CAJUN CHICKEN RICE BOWL

CAJUN CHICKEN RICE BOWL

INGREDIENTS
4 Coles Australian RSPCA Approved Chicken Thigh Fillets, cut into 3cm pieces
1 1/2 tablespoons Cajun seasoning
2 teaspoons olive oil
450g pkt microwavable brown rice
1 avocado, stoned, peeled, thinly sliced
1 red capsicum, seeded, thinly sliced
1 mango, stoned, peeled, finely chopped
1/2 red onion, finely chopped
1 cup coriander leaves
1/3 cup (100g) whole-egg mayonnaise
1/2 teaspoon ground paprika
1 tablespoon lime juice
Lime wedges, to serve
HOW TO MAKE
1.Place the chicken in a large bowl. Sprinkle with 1 tbs of the Cajun seasoning and toss to combine.

2.Heat a large frying pan over medium-high heat. Cook the chicken mixture, in 2 batches, turning occasionally, for 5 mins or until cooked through. Transfer to a bowl.

3.Heat the oil in the pan over medium heat. Add remaining Cajun seasoning and cook for 1 min or until fragrant. Add the rice and ⅔ cup (160ml) water. Cook, stirring, for 6-7 mins or until water evaporates. Remove from heat.

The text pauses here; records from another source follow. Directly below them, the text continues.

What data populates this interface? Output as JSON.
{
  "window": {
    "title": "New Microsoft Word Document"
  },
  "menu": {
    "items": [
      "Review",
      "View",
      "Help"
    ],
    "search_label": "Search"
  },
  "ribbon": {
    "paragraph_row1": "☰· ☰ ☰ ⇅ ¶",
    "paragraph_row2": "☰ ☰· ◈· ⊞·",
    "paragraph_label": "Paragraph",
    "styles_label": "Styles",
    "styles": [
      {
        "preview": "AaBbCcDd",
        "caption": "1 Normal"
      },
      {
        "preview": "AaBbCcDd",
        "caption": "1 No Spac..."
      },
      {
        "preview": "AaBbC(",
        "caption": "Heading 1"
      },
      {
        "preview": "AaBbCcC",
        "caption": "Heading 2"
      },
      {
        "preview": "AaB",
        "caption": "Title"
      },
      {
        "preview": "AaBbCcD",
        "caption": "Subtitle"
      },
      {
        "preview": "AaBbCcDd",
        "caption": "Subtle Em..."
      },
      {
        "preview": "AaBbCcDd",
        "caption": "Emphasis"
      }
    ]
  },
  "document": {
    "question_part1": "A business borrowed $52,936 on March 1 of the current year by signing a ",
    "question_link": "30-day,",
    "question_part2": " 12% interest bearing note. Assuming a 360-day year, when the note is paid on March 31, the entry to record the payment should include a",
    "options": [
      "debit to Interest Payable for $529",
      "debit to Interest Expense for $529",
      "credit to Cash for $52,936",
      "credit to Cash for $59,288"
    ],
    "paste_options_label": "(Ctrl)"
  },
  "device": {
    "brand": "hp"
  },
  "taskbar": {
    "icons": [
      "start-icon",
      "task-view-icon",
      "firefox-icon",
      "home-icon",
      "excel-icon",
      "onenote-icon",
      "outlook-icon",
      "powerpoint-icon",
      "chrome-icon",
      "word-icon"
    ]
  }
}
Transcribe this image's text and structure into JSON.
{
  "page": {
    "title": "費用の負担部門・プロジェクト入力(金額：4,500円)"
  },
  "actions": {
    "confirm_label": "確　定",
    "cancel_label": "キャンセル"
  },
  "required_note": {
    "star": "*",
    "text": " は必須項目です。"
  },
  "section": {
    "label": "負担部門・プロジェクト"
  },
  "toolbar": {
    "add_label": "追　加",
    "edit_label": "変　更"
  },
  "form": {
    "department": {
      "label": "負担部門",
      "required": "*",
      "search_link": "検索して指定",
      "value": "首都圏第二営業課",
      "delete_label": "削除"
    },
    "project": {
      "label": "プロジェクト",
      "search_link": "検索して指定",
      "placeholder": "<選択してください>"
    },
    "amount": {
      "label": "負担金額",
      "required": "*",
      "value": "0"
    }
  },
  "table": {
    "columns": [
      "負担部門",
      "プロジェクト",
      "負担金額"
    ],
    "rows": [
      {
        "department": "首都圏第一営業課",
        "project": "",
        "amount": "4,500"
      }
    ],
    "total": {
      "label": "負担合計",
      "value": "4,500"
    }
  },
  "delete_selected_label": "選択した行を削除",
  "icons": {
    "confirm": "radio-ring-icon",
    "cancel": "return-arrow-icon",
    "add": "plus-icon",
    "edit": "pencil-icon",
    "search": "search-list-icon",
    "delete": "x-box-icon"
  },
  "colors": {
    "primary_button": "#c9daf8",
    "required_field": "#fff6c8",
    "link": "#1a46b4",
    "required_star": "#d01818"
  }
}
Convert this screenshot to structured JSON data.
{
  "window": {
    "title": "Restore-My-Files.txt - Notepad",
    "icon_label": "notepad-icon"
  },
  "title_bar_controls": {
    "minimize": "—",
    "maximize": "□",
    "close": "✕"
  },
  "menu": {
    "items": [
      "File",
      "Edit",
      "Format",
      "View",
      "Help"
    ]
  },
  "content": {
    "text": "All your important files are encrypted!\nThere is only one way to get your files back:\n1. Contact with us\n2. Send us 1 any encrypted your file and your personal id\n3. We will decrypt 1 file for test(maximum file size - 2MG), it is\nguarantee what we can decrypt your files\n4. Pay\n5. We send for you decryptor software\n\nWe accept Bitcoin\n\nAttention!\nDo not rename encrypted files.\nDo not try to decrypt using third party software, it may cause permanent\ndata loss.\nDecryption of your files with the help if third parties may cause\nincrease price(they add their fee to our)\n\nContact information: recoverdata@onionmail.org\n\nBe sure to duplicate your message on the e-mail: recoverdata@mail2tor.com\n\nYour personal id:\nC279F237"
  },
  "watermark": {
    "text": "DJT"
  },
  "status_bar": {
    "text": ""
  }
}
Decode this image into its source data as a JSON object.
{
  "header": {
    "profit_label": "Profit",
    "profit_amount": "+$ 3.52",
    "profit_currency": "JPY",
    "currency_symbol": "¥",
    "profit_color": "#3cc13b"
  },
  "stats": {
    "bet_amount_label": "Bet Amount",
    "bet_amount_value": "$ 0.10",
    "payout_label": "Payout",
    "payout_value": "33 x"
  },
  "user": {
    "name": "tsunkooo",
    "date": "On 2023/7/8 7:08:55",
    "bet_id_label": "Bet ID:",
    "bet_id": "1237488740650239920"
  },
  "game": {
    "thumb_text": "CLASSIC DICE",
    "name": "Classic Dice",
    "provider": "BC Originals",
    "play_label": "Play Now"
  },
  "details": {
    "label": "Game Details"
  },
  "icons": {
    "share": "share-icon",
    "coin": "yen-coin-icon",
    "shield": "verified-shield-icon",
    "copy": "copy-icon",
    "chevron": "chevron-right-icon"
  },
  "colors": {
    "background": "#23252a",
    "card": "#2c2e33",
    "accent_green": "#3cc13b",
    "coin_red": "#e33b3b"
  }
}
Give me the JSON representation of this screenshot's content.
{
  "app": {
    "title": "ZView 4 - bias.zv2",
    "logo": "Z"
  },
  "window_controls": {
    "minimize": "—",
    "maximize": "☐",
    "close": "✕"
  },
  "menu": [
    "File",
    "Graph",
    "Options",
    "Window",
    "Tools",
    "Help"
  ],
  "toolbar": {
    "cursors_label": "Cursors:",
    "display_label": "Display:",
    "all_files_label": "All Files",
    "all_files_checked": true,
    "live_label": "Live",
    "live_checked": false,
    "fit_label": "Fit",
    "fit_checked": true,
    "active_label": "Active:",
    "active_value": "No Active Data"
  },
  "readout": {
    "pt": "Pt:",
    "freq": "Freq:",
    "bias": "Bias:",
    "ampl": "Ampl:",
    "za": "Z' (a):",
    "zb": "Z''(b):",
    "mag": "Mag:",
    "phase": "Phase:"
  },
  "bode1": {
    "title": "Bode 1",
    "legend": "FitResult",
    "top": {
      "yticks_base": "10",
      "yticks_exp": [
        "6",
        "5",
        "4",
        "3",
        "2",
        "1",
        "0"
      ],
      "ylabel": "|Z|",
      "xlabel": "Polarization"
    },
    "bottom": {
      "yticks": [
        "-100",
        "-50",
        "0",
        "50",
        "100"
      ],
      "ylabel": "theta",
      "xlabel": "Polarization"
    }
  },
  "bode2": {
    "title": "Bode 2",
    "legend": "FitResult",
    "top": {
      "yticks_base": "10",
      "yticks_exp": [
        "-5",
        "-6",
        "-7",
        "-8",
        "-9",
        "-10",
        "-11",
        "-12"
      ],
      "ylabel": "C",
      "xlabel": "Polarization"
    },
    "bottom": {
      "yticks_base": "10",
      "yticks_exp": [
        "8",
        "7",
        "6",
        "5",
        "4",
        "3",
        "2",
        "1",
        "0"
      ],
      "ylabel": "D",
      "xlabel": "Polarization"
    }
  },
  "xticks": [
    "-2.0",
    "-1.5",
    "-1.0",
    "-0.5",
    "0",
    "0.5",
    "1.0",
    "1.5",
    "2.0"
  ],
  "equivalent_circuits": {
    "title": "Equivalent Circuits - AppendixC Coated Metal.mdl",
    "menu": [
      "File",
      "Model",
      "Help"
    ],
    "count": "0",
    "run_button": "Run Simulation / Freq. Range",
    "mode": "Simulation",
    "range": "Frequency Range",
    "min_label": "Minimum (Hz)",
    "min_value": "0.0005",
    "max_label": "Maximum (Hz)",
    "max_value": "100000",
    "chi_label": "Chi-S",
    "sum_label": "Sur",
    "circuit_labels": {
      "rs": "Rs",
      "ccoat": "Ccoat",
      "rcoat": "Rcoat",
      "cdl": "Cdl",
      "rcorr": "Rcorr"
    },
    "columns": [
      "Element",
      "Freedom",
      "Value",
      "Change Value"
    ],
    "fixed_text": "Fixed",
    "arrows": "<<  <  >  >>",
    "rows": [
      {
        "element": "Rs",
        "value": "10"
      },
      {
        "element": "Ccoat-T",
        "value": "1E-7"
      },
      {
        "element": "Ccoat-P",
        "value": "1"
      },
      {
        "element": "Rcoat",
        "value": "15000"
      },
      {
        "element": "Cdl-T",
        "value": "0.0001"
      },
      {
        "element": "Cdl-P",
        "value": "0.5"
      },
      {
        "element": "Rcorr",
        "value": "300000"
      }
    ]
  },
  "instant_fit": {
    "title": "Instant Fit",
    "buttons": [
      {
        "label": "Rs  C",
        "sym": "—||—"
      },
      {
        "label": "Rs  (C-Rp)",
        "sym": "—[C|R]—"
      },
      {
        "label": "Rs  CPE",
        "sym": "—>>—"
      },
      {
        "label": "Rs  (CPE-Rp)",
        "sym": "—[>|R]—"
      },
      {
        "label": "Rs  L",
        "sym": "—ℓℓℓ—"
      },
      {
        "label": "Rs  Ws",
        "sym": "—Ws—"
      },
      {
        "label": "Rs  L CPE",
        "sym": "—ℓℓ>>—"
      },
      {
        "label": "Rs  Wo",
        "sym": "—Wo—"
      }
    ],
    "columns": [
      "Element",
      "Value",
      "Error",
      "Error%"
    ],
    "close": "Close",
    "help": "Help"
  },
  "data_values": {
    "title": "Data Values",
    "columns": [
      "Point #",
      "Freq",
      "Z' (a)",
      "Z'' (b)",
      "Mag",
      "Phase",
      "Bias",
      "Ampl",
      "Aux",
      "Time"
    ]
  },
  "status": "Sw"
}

4.Divide the rice among serving bowls. Top with avocado, capsicum, chicken, mango, onion and coriander. Combine the mayonnaise, paprika and lime juice in a small bowl. Drizzle over the chicken and vegetables. Serve with lime wedges.
NOTES

Lunch bowl For a make and take lunch, pack rice and toppings separately. Heat and assemble just before eating.